Thursday, March 26, 2020

Book Review -- The Three-Body Problem

Star Wars or Star Trek? Science fiction aficionados immediately understand the question and are ready with their response. Mine -- I like them both but definitely prefer Star Trek. I'm very particular about science fiction and typically only enjoy books, series, and movies with a fairly strong "cultural anthropology" bent. I cut my teeth on Isaac Asimov's Foundation trilogy and Poul Anderson's Boat of a Million Years. Actually, my interest started much earlier than that -- A Wrinkle in Time was a sensation when I was exactly the right age. The idea of other worlds and an entire different race of people fascinated me.

The book cover of The Three-Body Problem has a reviewer's summary: "The best kind of science fiction, familiar but strange at the same time."  Exactly. It's rooted in recent history, particularly in China. It's built on current theoretical science exploration. At least I think it is -- a lot of the physics and mathematics is way behind my ability to comprehend. And a role-playing video game is a key component of the story. All familiar until the author gradually reveals that the video game is real and the players' reactions to real-world events have set in motion a clash of different worlds.

Good historical fiction helps us understand the past in a way that history books don't. Understanding the people and how they experienced the events is far more effective than simply and factually describing the events. Similarly, science fiction enables us to envision a possible future and its implications much more powerfully than an article in a scientific journal. 

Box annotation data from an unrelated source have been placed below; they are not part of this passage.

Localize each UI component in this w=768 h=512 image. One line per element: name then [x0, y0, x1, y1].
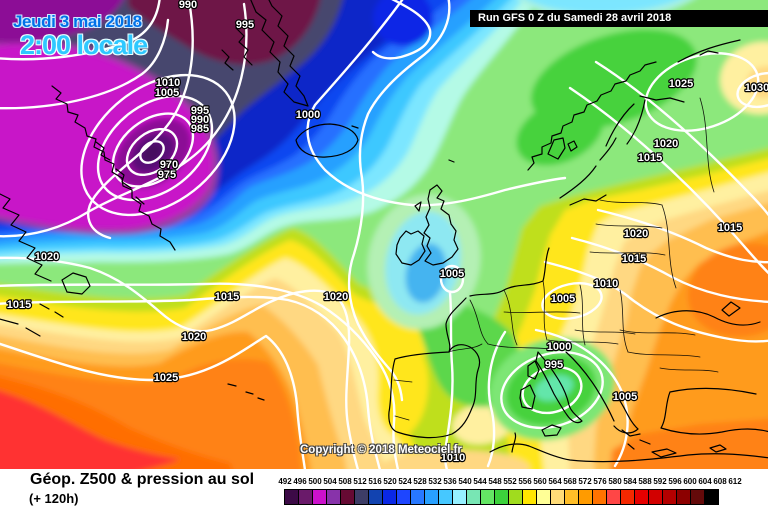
svg-text:1000: 1000 [547, 341, 571, 353]
svg-text:995: 995 [545, 359, 563, 371]
svg-text:1005: 1005 [440, 268, 464, 280]
svg-text:1030: 1030 [745, 82, 768, 94]
svg-text:1020: 1020 [654, 138, 678, 150]
svg-text:985: 985 [191, 123, 209, 135]
svg-text:1015: 1015 [622, 253, 646, 265]
svg-text:975: 975 [158, 169, 176, 181]
svg-text:1015: 1015 [638, 152, 662, 164]
svg-text:1010: 1010 [594, 278, 618, 290]
svg-text:1015: 1015 [7, 299, 31, 311]
svg-text:1005: 1005 [155, 87, 179, 99]
svg-text:995: 995 [236, 19, 254, 31]
svg-text:1005: 1005 [551, 293, 575, 305]
svg-text:1000: 1000 [296, 109, 320, 121]
svg-text:1020: 1020 [182, 331, 206, 343]
svg-text:995: 995 [191, 105, 209, 117]
svg-text:1020: 1020 [324, 291, 348, 303]
svg-text:1020: 1020 [35, 251, 59, 263]
svg-text:990: 990 [191, 114, 209, 126]
svg-text:1010: 1010 [156, 77, 180, 89]
svg-text:1010: 1010 [441, 452, 465, 464]
svg-text:970: 970 [160, 159, 178, 171]
svg-text:990: 990 [179, 0, 197, 11]
svg-text:1025: 1025 [154, 372, 178, 384]
svg-text:1005: 1005 [613, 391, 637, 403]
svg-text:1020: 1020 [624, 228, 648, 240]
svg-text:1025: 1025 [669, 78, 693, 90]
svg-text:1015: 1015 [718, 222, 742, 234]
svg-text:1015: 1015 [215, 291, 239, 303]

The central theme of The Three-Body Problem is the existence of another intelligence "out there" and what it might mean for us. To author Cixin Liu, it's critically important to examine this possibility and what it means for our world. In his postscript of the English edition, he writes:
I've always felt that extraterrestrial intelligence will be the greatest source of uncertainty for humanity's future. Other great shifts, such as climate change and ecological disasters, have a certain progression and built-in adjustment periods, but contact between humankind and aliens can occur at any time. Perhaps in ten thousand years, the starry sky that humankind gazes upon will remain empty and silent, but perhaps tomorrow we'll wake up and find an alien spaceship the size of the moon parked in orbit. The appearance of extraterrestrial intelligence will force humanity to confront an Other. Before then, humanity as a whole will never have had an external counterpart. The appearance of this Other, or mere knowledge of its existence, will impact our civilization in unpredictable ways.
 There's a strange contradiction revealed by the naivete and kindness demonstrated by humanity when faced with the universe: On Earth, humankind can step onto another continent, and without a thought, destroy the kindred civilizations found there through warfare and disease. But when they gaze up at the stars, they turn sentimental and believe that if extraterrestrial intelligences exist, they must be civilizations bound by universal, noble, moral constraints, as if cherishing and loving different forms of life are parts of a self-evident universal code of conduct.

I've occasionally imagined that our world -- our universe -- is a small sphere in a much bigger universe. We're a crumb being pushed along by an ant in that much-larger universe, until someone thoughtlessly steps on the ant. In Three-Body Problem, the psychological warfare conducted by the Other before they arrive on Earth includes a chilling message: You're bugs!

I'm looking forward to reading the second book in this trilogy.